In another chapter, Gyasi employs another litany of stereotypes when Marjorie’s Black American classmates call her “white girl” because of the way she talks and teases Marjorie for reading the classic novel Lord of the Flies. As Isabel Wilkerson astutely points out, “it is dispiriting to encounter such a worn-out cliché – that African-Americans are hostile to reading and education – in such a work of beauty”. Gyasi's writing in this scene is all the more confounding after reading the speech that one of her characters, Yaw, gives earlier in the novel about being skeptical of history written by others, “ You must always ask yourself, whose story am I missing? Whose voice was suppressed so that this voice could come forth?” It made me think, which history are you drawing on to create these Black American characters Ms. Gyasi?
With its split storyline that follows the lives of two sisters, Homegoing reminded me of Brit Bennett’s The Vanishing Half but that is where the similarities between these two novels end. Instead, other reviewers have compared Homegoing to family sagas such Gabriel García Márquez’s One Hundred Years of Solitude, a multi-generational family saga about the Buendiá family and its patriarch José who founded the fictitious town of Macondo. Homegoing is also comparable to Alex Haley’s Roots: The Saga of an American Family, another multi-generational family saga about a young man named Kunta Kinte from his capture in Africa and enslavement on a southern plantation, and his descendants stories’ as they experience major historic events in America.

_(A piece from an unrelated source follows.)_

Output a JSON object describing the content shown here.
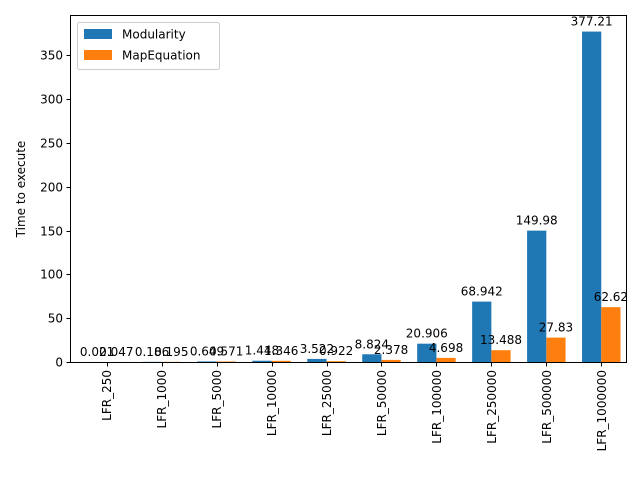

I give Homegoing 4.5 out of 5 stars because it is a very ambitious debut novel that provides a unique insight into the effect of the transatlantic slave trade, and slavery in general, on an ordinary family. Homegoing is an excellent work of historical fiction because it accomplishes something that is very difficult to do, it takes big important events and personalizes them. In Homegoing, the transatlantic slave trade wasn’t just the kidnapping and enslavement of millions of unknown people, it was the kidnapping and enslavement of Esi, a young, happy girl, one week before her wedding. Homegoing made me very emotional because I felt as if this could have been the story about my own family and it reminded of one of slavery's most cruel and enduring legacies, the break up of families and the effect it still has centuries later. I took off a half star because of the weakness of some of Gyasi’s Black American characters and her use of outdated tropes of Black American men. But despite these serious flaws, I really enjoyed reading Homegoing and I highly recommend it!